In the minds of Baltimore’s prosecutors and detectives, at least, television has utterly shattered the notion of a thinking jury, strangled it with plot lines in which all ambiguity is obliterated and all questions answered. As a result, those charged with punishing the act of murder in Baltimore no longer believe in all that Norman Rockwell business about twelve angry men in shirtsleeves, arguing in sticky heat over the essential evidence. In the real world, it’s more like a dozen brain-deads telling each other that the defendant seems like a nice, quiet young man, then laughing at the prosecutor’s choice of tie. Defense attorneys are quick to call such thinking sour grapes, but in truth, the faithlessness that veteran prosecutors and detectives feel for the jury system goes deeper than that. The argument isn’t that the government should win every murder trial; the system isn’t built that way. But does anyone really believe that 45 percent of the homicide defendants brought to a court trial—the last stretch of the legal system’s long, thinning bottleneck—are in fact innocent?

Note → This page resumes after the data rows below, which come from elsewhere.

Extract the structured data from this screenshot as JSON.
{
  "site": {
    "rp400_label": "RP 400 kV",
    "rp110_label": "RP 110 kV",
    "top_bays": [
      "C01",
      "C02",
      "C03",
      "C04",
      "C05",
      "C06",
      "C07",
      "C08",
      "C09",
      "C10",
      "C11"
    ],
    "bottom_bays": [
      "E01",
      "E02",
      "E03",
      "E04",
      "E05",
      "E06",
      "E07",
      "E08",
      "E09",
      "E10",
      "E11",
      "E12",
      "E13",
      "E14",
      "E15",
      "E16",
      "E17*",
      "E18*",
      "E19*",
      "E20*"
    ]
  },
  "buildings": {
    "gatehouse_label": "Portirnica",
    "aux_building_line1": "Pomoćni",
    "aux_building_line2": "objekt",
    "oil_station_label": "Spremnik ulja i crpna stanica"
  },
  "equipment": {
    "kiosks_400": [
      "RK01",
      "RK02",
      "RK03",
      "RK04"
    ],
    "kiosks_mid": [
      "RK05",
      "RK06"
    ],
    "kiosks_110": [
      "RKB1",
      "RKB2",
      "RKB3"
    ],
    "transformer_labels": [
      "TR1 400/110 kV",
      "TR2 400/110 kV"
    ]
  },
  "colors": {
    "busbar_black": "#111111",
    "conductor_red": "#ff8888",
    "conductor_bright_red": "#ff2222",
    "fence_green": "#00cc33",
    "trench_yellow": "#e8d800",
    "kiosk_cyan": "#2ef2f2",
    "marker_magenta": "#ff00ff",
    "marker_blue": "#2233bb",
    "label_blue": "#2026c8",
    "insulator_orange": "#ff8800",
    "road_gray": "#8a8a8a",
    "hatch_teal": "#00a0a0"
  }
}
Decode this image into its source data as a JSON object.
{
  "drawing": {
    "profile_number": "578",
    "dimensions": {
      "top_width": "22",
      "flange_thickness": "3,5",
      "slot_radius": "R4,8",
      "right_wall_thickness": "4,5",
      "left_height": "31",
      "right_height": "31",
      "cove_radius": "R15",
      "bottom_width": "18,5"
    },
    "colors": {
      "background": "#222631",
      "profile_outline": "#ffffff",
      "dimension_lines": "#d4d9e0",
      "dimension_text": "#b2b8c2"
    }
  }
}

As a consequence, city juries have become a deterrent of sorts to prosecutors, who are willing to accept weaker pleas or tolerate dismissals rather than waste the city’s time and money on cases involving defendants who are clearly guilty, but who have been charged on evidence that is anything less than overwhelming. Naturally, a competent defense attorney or public defender understands that in most cases, a jury trial is the last
thing a city prosecutor wants, and he uses this leverage when he bargains for his client.

For the detectives, the decision to plea or dismiss a case is the flashpoint in their ongoing love-hate relationship with the state’s attorney’s office. True, thinks a detective, these people are on our side. True, they’re working to put bad guys in prison at half the salary they might get at an outside firm. True, they’re looking for the same justice we are. But brotherly feelings are out the window when a young assistant state’s attorney, two years out of the University of Baltimore School of Law, gives up on a drug murder that took three weeks to develop. When that happens, the chip goes right back on the shoulder: I busted my ass to get reluctant witnesses into the grand jury, and what for? Just so this goof with pinstripes and a power tie could dump it on the stet docket? Hell, he didn’t even have balls enough to pick up a phone and call me, much less ask how the damn file might be salvaged.